After World War II, as African Americans left the Mississippi Delta and other impoverished areas of the South for urban areas, many musicians gravitated to the blues scene in Memphis, changing the classic Memphis blues sound. Musicians such as Howlin' Wolf, Willie Nix, Ike Turner, and B.B.King performed on Beale Street and in West Memphis and recorded some of the classic electric blues, R&B and rock& roll records for labels such as Sam Phillips's Sun Records. Sun recorded Howlin' Wolf (before he moved to Chicago), Willie Nix, Ike Turner, B.B.King and others. Electric Memphis blues featured explosive, distorted electric guitar work, thunderous drumming, and fierce, declamatory vocals.
Sun Records is an American independent record label founded by producer Sam Phillips in Memphis in February 1952. Sun was the first label to record Elvis Presley, Charlie Rich, Roy Orbison, Jerry Lee Lewis, Carl Perkins, and Johnny Cash. Prior to that, Sun had concentrated mainly on African-American musicians because Phillips loved rhythm and blues and wanted to bring it to a white audience.

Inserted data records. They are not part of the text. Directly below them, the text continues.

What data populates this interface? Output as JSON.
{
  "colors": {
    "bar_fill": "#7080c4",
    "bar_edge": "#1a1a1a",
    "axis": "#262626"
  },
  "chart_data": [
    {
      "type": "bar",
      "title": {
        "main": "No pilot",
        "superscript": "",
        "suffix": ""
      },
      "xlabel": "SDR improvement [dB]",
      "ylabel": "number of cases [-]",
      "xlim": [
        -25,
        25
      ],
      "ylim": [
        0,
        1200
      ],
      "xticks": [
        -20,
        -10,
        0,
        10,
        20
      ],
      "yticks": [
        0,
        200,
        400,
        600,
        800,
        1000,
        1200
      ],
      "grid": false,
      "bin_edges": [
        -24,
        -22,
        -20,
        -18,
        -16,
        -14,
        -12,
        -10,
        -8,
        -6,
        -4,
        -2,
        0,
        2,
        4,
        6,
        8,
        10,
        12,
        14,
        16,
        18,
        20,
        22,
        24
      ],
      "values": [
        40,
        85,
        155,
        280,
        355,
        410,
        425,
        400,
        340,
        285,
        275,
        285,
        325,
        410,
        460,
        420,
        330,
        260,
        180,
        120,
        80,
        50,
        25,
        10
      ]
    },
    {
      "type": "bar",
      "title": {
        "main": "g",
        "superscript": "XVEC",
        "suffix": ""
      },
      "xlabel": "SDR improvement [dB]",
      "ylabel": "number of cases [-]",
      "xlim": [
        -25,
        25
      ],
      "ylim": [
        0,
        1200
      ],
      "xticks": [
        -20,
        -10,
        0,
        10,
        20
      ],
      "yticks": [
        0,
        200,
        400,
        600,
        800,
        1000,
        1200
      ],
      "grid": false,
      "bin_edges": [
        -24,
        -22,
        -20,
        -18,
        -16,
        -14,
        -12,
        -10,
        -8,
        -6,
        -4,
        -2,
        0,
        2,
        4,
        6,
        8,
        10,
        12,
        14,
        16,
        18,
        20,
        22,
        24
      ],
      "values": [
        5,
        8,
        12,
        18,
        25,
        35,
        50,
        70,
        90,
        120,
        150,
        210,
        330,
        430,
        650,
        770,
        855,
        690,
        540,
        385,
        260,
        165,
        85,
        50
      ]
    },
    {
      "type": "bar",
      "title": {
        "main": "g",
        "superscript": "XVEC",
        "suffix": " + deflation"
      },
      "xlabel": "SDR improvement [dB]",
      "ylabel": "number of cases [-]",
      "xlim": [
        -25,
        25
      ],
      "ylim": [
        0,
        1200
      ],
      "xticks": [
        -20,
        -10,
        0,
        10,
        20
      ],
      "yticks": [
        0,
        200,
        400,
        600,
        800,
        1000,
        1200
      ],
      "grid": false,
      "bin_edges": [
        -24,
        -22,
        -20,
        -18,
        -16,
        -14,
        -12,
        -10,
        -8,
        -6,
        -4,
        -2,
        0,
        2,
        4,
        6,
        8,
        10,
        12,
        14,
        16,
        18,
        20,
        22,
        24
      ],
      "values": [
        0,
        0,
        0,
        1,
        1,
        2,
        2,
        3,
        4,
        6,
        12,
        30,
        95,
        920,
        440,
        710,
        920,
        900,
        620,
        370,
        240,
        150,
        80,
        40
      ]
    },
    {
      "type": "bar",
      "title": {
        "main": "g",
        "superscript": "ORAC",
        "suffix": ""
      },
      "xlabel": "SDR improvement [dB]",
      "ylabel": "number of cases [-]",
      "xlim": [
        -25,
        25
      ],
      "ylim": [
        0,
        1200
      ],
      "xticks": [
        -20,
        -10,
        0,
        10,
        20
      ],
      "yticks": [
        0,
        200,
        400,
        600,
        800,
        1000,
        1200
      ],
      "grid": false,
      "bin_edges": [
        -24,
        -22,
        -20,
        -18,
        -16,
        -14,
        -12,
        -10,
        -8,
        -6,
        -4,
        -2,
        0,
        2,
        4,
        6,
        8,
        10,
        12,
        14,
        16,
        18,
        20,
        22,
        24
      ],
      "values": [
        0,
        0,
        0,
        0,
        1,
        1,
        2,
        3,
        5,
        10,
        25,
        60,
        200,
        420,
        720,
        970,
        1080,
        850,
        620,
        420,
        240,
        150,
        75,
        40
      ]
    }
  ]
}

Sam Phillips opened his Memphis Recording Service studio in 1950 at 706 Union Avenue in Memphis. It was founded with the financial aid of Jim Bulliet, one of many record executives for whom Phillips had scouted artists before 1952.
In March 1951, Phillips produced "Rocket 88" by Jackie Brenston and his Delta Cats, who were actually Ike Turner and his Kings of Rhythm. Because of Turner's Delta blues connections, he was contracted by Phillips as a talent scout and he was effectively an in-house producer. Turner brought fellow musicians Howlin' Wolf, Bobby "Blue" Bland, Little Milton, Billy "The Kid" Emerson and Roscoe Gordon to record for Phillips.
The success of "Rocket 88" helped fund the creation of Sun Records which Phillips founded in February 1952. Phillips discovered and first recorded such influential musicians such as Johnny Cash, Elvis Presley, Carl Perkin, Roy Orbison and Jerry Lee Lewis. Presley's recording contract was eventually sold to RCA Victor Records for $35,000 in 1955 to relieve Sun's financial difficulties. (Sounds like the Red Sox and the Babe.)
Some of the other artists who recorded for Sun were Rufus Thomas (who recorded solo and with his daughter Carla Thomas), Tex Weiss, Charlie Rich, Bill Justis, and Conway Twitty (who at that time recorded under his real name, Harold Jenkins).